The Crab pulsar - the remnant of the supernova that exploded in 1054 AD and was recorded by Chinese astronomers is now known to be a magnetized neutron star rotating 30 times a second. The pulsar is slowly braking and converting the spin-down power into an extremely broad range of photon energies from radio waves to gamma-rays with an amazingly high efficiency. The particular details of the power conversion mechanism are still under debate, but it is thought that the highly relativistic wind produced by the pulsar magnetosphere carries the spin-down power out to distances of about a few percent of a light year where it is radiated as the broad band spectrum of photons that shows up in the sky as the Crab Nebula. The relativistic pulsar wind is likely to be highly magnetized and its energy is converted via some unknown mechanism into electrons and positrons of energies up to petaelectronoVolts (10¹⁵ eV) regime - far beyond any man-made particle accelerators can achieve. Then the energetic particles produce gamma-rays as synchrotron radiation in magnetic fields and also by scattering up the cosmic microwave background photons. It is a challenging problem indeed to reveal how the macroscopic magnet of about 25 km diameter rotating at a frequency of about 30 Hz is radiating electromagnetic waves of frequencies up to 10²⁵ Hz. Moreover, the emission of the Crab Nebula was found to be very stable in the X-ray and gamma-ray bands and it has been used for years to calibrate X-ray and gamma-ray detectors aboard space-borne and balloon-borne observatories.

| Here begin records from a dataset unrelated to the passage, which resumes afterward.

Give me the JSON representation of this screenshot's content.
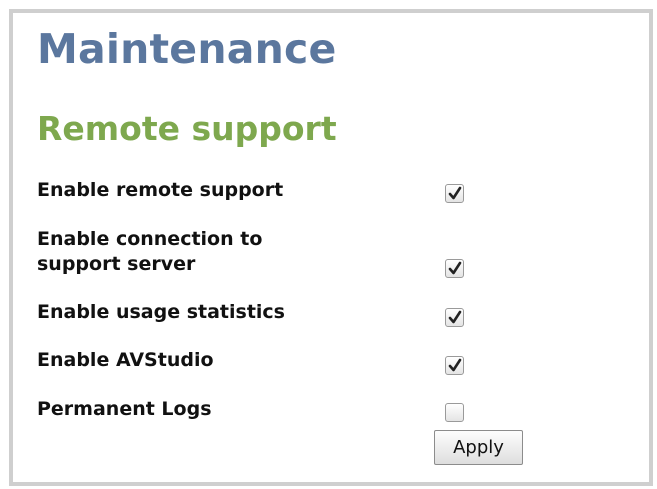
{
  "page": {
    "title": "Maintenance"
  },
  "remote_support": {
    "heading": "Remote support",
    "settings": [
      {
        "label": "Enable remote support",
        "checked": true
      },
      {
        "label_line1": "Enable connection to",
        "label_line2": "support server",
        "checked": true
      },
      {
        "label": "Enable usage statistics",
        "checked": true
      },
      {
        "label": "Enable AVStudio",
        "checked": true
      },
      {
        "label": "Permanent Logs",
        "checked": false
      }
    ],
    "apply_label": "Apply"
  },
  "colors": {
    "title": "#5b779e",
    "section_heading": "#7ea84e",
    "frame_border": "#cfcfcf"
  }
}
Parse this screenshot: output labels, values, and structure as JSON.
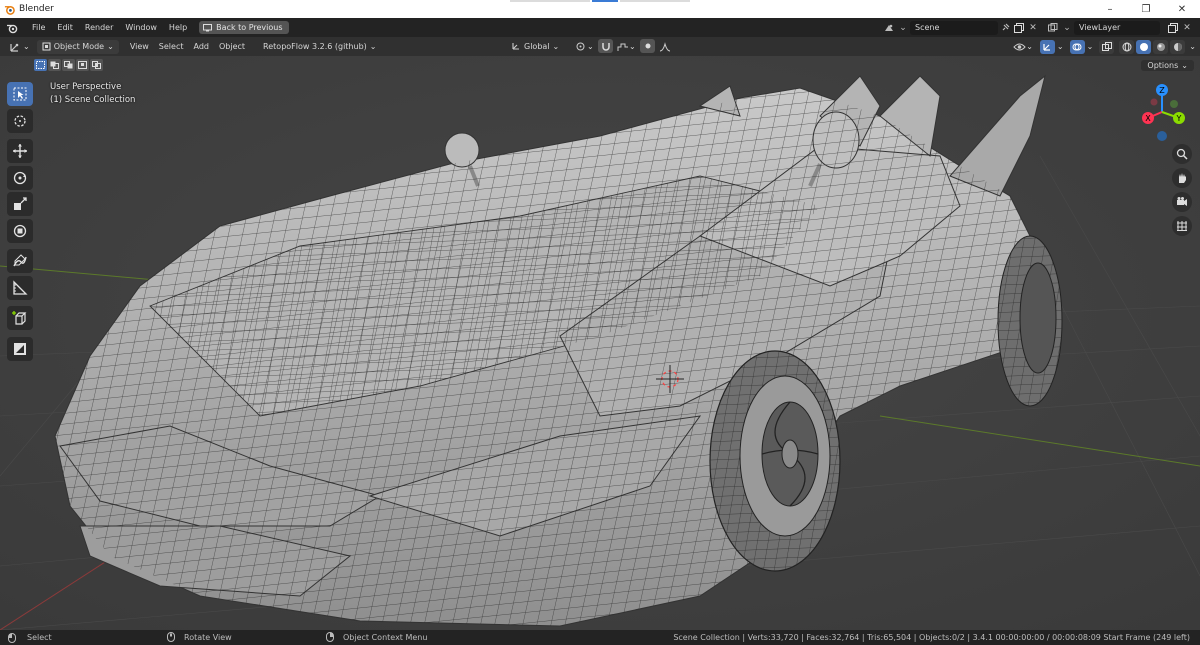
{
  "window": {
    "title": "Blender",
    "controls": [
      "–",
      "❐",
      "✕"
    ]
  },
  "topbar": {
    "menus": [
      "File",
      "Edit",
      "Render",
      "Window",
      "Help"
    ],
    "back_button": "Back to Previous",
    "scene_name": "Scene",
    "view_layer": "ViewLayer"
  },
  "header": {
    "mode": "Object Mode",
    "menus": [
      "View",
      "Select",
      "Add",
      "Object"
    ],
    "addon": "RetopoFlow 3.2.6 (github)",
    "orientation": "Global"
  },
  "viewport": {
    "perspective": "User Perspective",
    "collection": "(1) Scene Collection",
    "options_label": "Options",
    "gizmo_axes": {
      "z": "Z",
      "x": "X",
      "y": "Y"
    }
  },
  "toolbar": {
    "tools": [
      "select-box",
      "cursor",
      "move",
      "rotate",
      "scale",
      "transform",
      "annotate",
      "measure",
      "add-cube",
      "retopoflow"
    ]
  },
  "statusbar": {
    "select": "Select",
    "rotate": "Rotate View",
    "context": "Object Context Menu",
    "stats": "Scene Collection | Verts:33,720 | Faces:32,764 | Tris:65,504 | Objects:0/2 | 3.4.1   00:00:00:00 / 00:00:08:09  Start Frame (249 left)"
  },
  "colors": {
    "accent": "#4772b3",
    "axis_x": "#ff3352",
    "axis_y": "#8bdc00",
    "axis_z": "#2890ff"
  }
}
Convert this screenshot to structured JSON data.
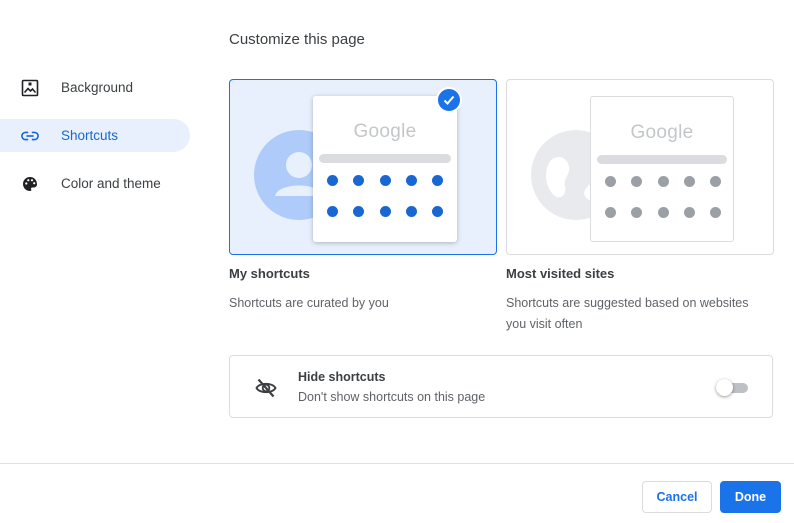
{
  "dialog": {
    "title": "Customize this page"
  },
  "sidebar": {
    "items": [
      {
        "label": "Background",
        "icon": "background-icon",
        "active": false
      },
      {
        "label": "Shortcuts",
        "icon": "link-icon",
        "active": true
      },
      {
        "label": "Color and theme",
        "icon": "palette-icon",
        "active": false
      }
    ]
  },
  "options": [
    {
      "title": "My shortcuts",
      "description": "Shortcuts are curated by you",
      "preview_logo": "Google",
      "selected": true
    },
    {
      "title": "Most visited sites",
      "description": "Shortcuts are suggested based on websites you visit often",
      "preview_logo": "Google",
      "selected": false
    }
  ],
  "hide_shortcuts": {
    "title": "Hide shortcuts",
    "description": "Don't show shortcuts on this page",
    "enabled": false
  },
  "footer": {
    "cancel_label": "Cancel",
    "done_label": "Done"
  },
  "colors": {
    "accent": "#1a73e8",
    "selected_bg": "#e8f0fe",
    "text_primary": "#3c4043",
    "text_secondary": "#5f6368"
  }
}
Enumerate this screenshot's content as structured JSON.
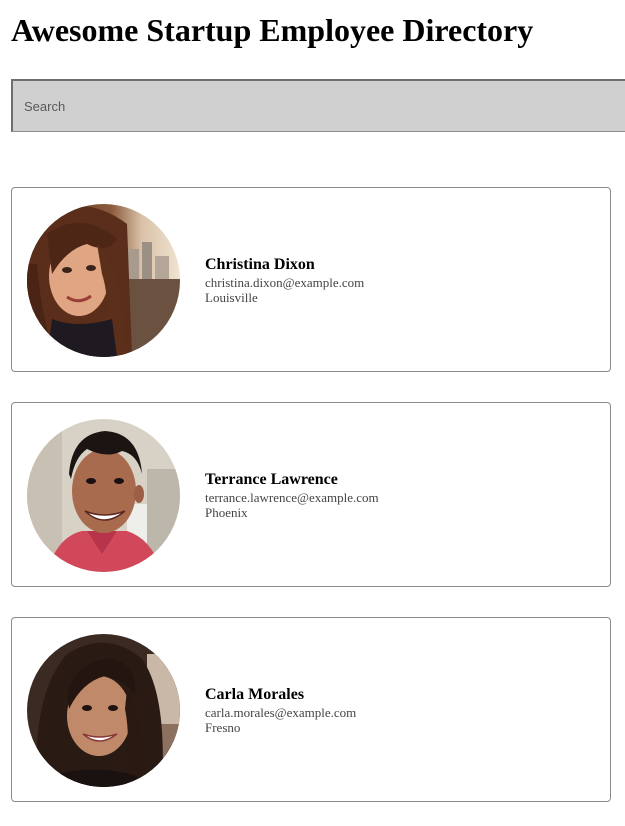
{
  "page": {
    "title": "Awesome Startup Employee Directory"
  },
  "search": {
    "placeholder": "Search",
    "value": ""
  },
  "employees": [
    {
      "name": "Christina Dixon",
      "email": "christina.dixon@example.com",
      "location": "Louisville"
    },
    {
      "name": "Terrance Lawrence",
      "email": "terrance.lawrence@example.com",
      "location": "Phoenix"
    },
    {
      "name": "Carla Morales",
      "email": "carla.morales@example.com",
      "location": "Fresno"
    }
  ]
}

All of a sudden, a high variability of the Crab Nebula, that appeared to produce from time to time strong flares of a few days duration along with shorter time scale flux variations in GeV regime gamma-rays, was recently discovered by AGILE (see [1]) and Fermi (see [2]) space missions. It has casted a number of questions both on the physical nature of the variability and on the reliability of the Crab Nebula as a calibration source. The variability was detected at the very end of the GeV regime spectrum (i.e. in the so called "spectral cut-off regime"). The GeV photons are likely to have the maximal energies produced by the synchrotron part of the spectrum in the fluctuating magnetic fields of the nebula.

The origin of the flares can be attributed either to some not yet known process that accelerates electrons and positrons beyond their energies in the quiescent periods or by the Doppler boosting of the observed photons if they were produced in the highly relativistic flows toward the observer before such flows are terminated. A completely new idea, which could lead to a very different interpretation of the gamma-ray flares in the Crab Nebula, has been developed by A.M. Bykov and collaborators and is published in Monthly Notices of the Royal Astronomical Society (see [3]).

The authors show that rare strong departures of the amplitude of magnetic fluctuations from their mean values may result in synchrotron photon flares just as they were observed in the Crab Nebula. The flares can be reproduced in the model that accounts for the effect of the long tail of the probability distribution of magnetic fluctuation amplitudes on the synchrotron radiation photon spectra in the spectral cut-off regime. The long tails of probability distribution of magnetic fluctuation magnitudes were directly measured in the Earth magnetosphere storm events by Cluster satellite experiment and that may provide a clue to understand the observed gamma-ray flares in the Crab Nebula where the driving power is by some seventeen orders of magnitude larger than that in the Earth magnetosphere storms disturbing the mobile connections. Recently the tails were detected by VOYAGER 1 magnetometers crossing the Heliosheath. The sudden reformations of the tails of the probability distribution of magnetic fluctuation magnitudes in the Crab Nebula may be connected to the appearance of dynamical wisps observed in the Crab Nebula with Hubble Space Telescope and Chandra X-ray Observatory - a hypothesis that may be tested with the ongoing multiwavelength observational campaigns. More generally, the effect of the long tail of the probability distribution of magnetic fluctuations may be important for modeling of synchrotron emission from relativistic outflows. The tails would make a number previously unseen and exciting gamma-ray sources observable in the GeV to TeV range with the next generation of gamma-ray telescopes based on Cherenkov air shower detectors.